According to the World Health Organization, about 15% of the world's total population is persons with disabilities and about 3 million persons with disabilities in Bangladesh have been registered by the Ministry of Social Welfare (MoSW). Students with disabilities, especially visually impaired students, do not get enough usable educational materials to continue their studies at school, college, and university levels. In the context of the usability of the traditional dictionary, it was very clear that the traditional dictionaries had many limitations and these could not satisfy the learners anymore. Furthermore, persons with disabilities faced more problems using traditional dictionaries and of having physical limitations they had to depend on others to learn new words.
Towards a Solution
Bangladesh is one of the first 20 countries in the world to sign and ratify the UN Convention on the Rights of Persons with Disabilities (UNCRPD) and is committed to achieving the SDG by 2030. According to SDG Goal 4, Accessible Dictionary is ensuring inclusive and equitable quality education and promoting lifelong learning opportunities for all. An accessible Dictionary means a dictionary that is prepared for all types of people and that is easy to approach, enter, use or understand through printable or digital media. Including persons with print disabilities, all people can easily access the dictionary for the fulfillment of their purposes. The Accessible Dictionary is based on a creative and innovative idea that utilizes existing technological prospects and open-sourced technology to raise awareness and reduce the exclusion and discrimination that currently exists. It is available for all, cost-effective, requires less time, and is universally designed so that all can have an easy full-access experience. This Dictionary has stored in national databases and will be available in both online and offline versions. Besides, these dictionaries can be used through computers, mobile phones, and other media. The visually impaired and a largely illiterate population can use this accessible dictionary and text material. This will also reduce the cost of reprinting any type of dictionary. An online and offline dictionary that can be used by all people including the visually impaired. It helps to find the meaning of words in both Bengali and English from trusted sources.

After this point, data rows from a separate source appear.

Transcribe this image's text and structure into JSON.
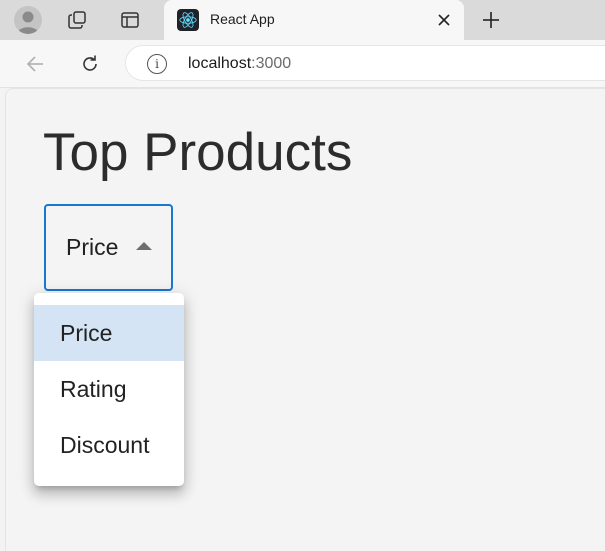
{
  "browser": {
    "tab": {
      "title": "React App",
      "favicon": "react-logo-icon"
    },
    "address": {
      "host": "localhost",
      "port": ":3000"
    },
    "icons": {
      "profile": "profile-avatar-icon",
      "workspaces": "workspaces-icon",
      "vertical_tabs": "tab-actions-icon",
      "close": "close-icon",
      "new_tab": "plus-icon",
      "back": "back-arrow-icon",
      "reload": "reload-icon",
      "info": "info-icon"
    }
  },
  "page": {
    "title": "Top Products",
    "sort_select": {
      "selected": "Price",
      "open": true,
      "options": [
        {
          "label": "Price",
          "selected": true
        },
        {
          "label": "Rating",
          "selected": false
        },
        {
          "label": "Discount",
          "selected": false
        }
      ]
    }
  },
  "colors": {
    "accent": "#1976d2",
    "selected_option_bg": "#d4e4f4",
    "page_bg": "#f4f4f4"
  }
}
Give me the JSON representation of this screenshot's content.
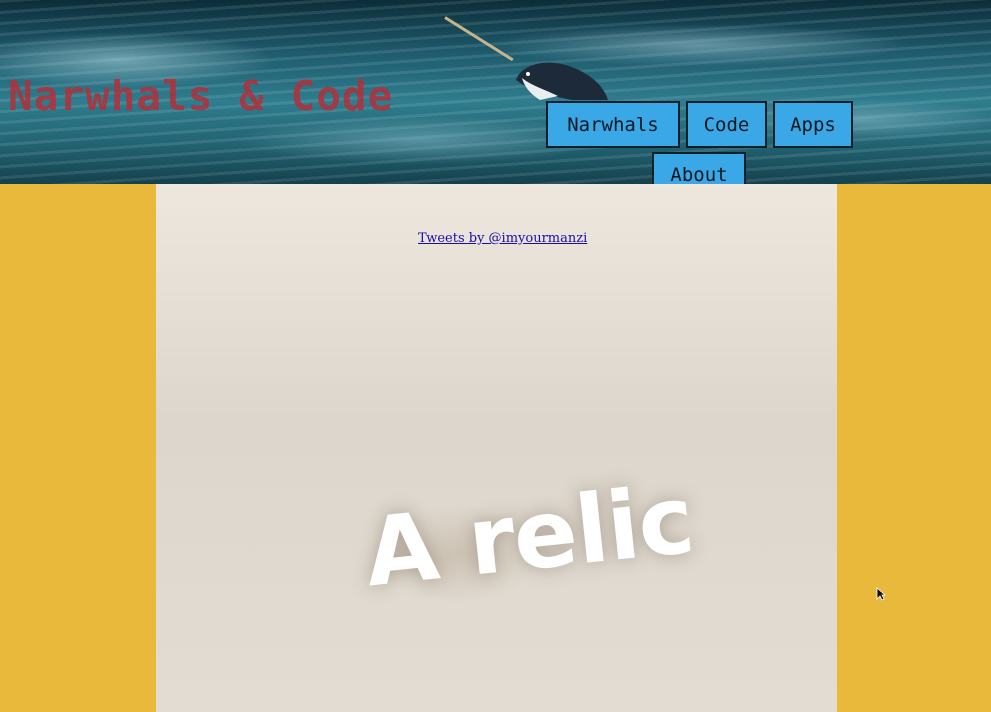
{
  "site": {
    "title": "Narwhals & Code"
  },
  "nav": {
    "narwhals": "Narwhals",
    "code": "Code",
    "apps": "Apps",
    "about": "About"
  },
  "main": {
    "tweets_link": "Tweets by @imyourmanzi"
  },
  "overlay": {
    "caption": "A relic"
  },
  "icons": {
    "narwhal": "narwhal-icon",
    "cursor": "mouse-cursor-icon"
  },
  "colors": {
    "side_background": "#e8b93a",
    "content_background": "#e5dfd5",
    "nav_button": "#3aa8e6",
    "title_text": "#b3303a",
    "link": "#1a0dab"
  }
}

This accessible dictionary is a reflection of the implementation of ‘Persons with Disabilities Rights and Protection Act 2013’ and ‘article-9 & 24 of UNCRPD’. a2i is now working to institutionalize this innovation so that Bangla Academy takes ownership of accessible dictionaries. Since this innovation is hosted by a web-based platform, this initiative can be easily implemented in any region. It’s an innovation for all, it can be implemented in any country by adapting their own language and as model inclusive design. Though it is designed mainly to focus on persons with disability, nearly 6 million people with and without disabilities are using this accessible dictionary.

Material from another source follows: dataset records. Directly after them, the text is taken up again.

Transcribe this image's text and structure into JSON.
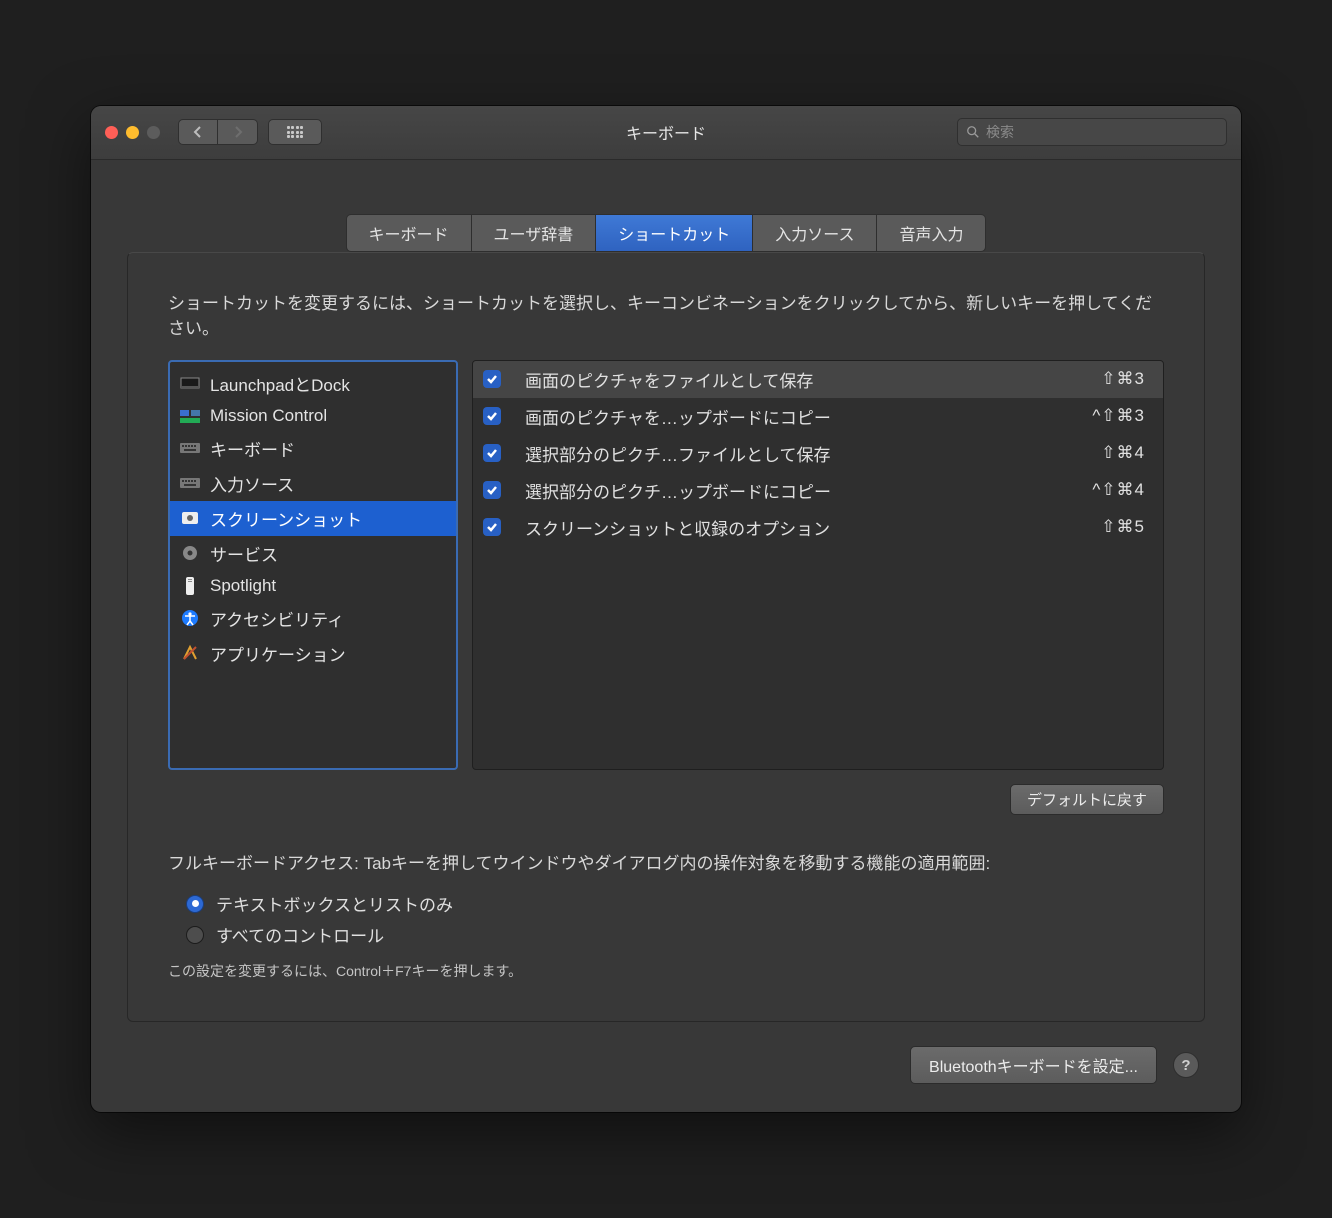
{
  "title": "キーボード",
  "search": {
    "placeholder": "検索"
  },
  "tabs": [
    {
      "label": "キーボード"
    },
    {
      "label": "ユーザ辞書"
    },
    {
      "label": "ショートカット",
      "selected": true
    },
    {
      "label": "入力ソース"
    },
    {
      "label": "音声入力"
    }
  ],
  "instruction": "ショートカットを変更するには、ショートカットを選択し、キーコンビネーションをクリックしてから、新しいキーを押してください。",
  "categories": [
    {
      "icon": "launchpad",
      "label": "LaunchpadとDock"
    },
    {
      "icon": "mission",
      "label": "Mission Control"
    },
    {
      "icon": "keyboard",
      "label": "キーボード"
    },
    {
      "icon": "keyboard",
      "label": "入力ソース"
    },
    {
      "icon": "screenshot",
      "label": "スクリーンショット",
      "selected": true
    },
    {
      "icon": "gear",
      "label": "サービス"
    },
    {
      "icon": "spotlight",
      "label": "Spotlight"
    },
    {
      "icon": "accessibility",
      "label": "アクセシビリティ"
    },
    {
      "icon": "app",
      "label": "アプリケーション"
    }
  ],
  "shortcuts": [
    {
      "checked": true,
      "label": "画面のピクチャをファイルとして保存",
      "keys": "⇧⌘3",
      "highlight": true
    },
    {
      "checked": true,
      "label": "画面のピクチャを…ップボードにコピー",
      "keys": "^⇧⌘3"
    },
    {
      "checked": true,
      "label": "選択部分のピクチ…ファイルとして保存",
      "keys": "⇧⌘4"
    },
    {
      "checked": true,
      "label": "選択部分のピクチ…ップボードにコピー",
      "keys": "^⇧⌘4"
    },
    {
      "checked": true,
      "label": "スクリーンショットと収録のオプション",
      "keys": "⇧⌘5"
    }
  ],
  "buttons": {
    "restore_defaults": "デフォルトに戻す",
    "bluetooth": "Bluetoothキーボードを設定..."
  },
  "fka": {
    "label": "フルキーボードアクセス: Tabキーを押してウインドウやダイアログ内の操作対象を移動する機能の適用範囲:",
    "options": [
      {
        "label": "テキストボックスとリストのみ",
        "checked": true
      },
      {
        "label": "すべてのコントロール",
        "checked": false
      }
    ],
    "hint": "この設定を変更するには、Control＋F7キーを押します。"
  }
}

Considering the situation, with the support of the service innovation fund of a2i, YPSA was working on a project to convert four Accessible Dictionary, Bengali to English, English to Bengali, Bengali to Bengali, English to English which will be available online and offline both for all student including persons with visual and print disability, learning disability and information disadvantaged groups. Under this project, 12000+ pages of the dictionary have been converted into Unicode. In preparing the project, planning meetings were held with the organizations of persons with disabilities (OPD) groups, and students with disabilities together their suggestions. The persons with disabilities were involved in a participatory process to identify problems, required dictionary books, and format. The OPD members, teachers of the Govt. school for the blind, worked hard to interact with the target group, collecting their feedback upon which the project has been designed. 10 people with disabilities were full-time involved in the planning phase up to the implementation stages such as the preparation of an accessible dictionary, promoting the use of a web portal, and implementation, monitoring, and evaluation of the project, etc also engaged by the people with disabilities. Besides, 80% project staff were people with disabilities. The Program Manager was also a person with a disability. In all activities, 50% of participants were women with disabilities. It can easily be said that this project is designed by the Persons with Disability for the Persons with Disability.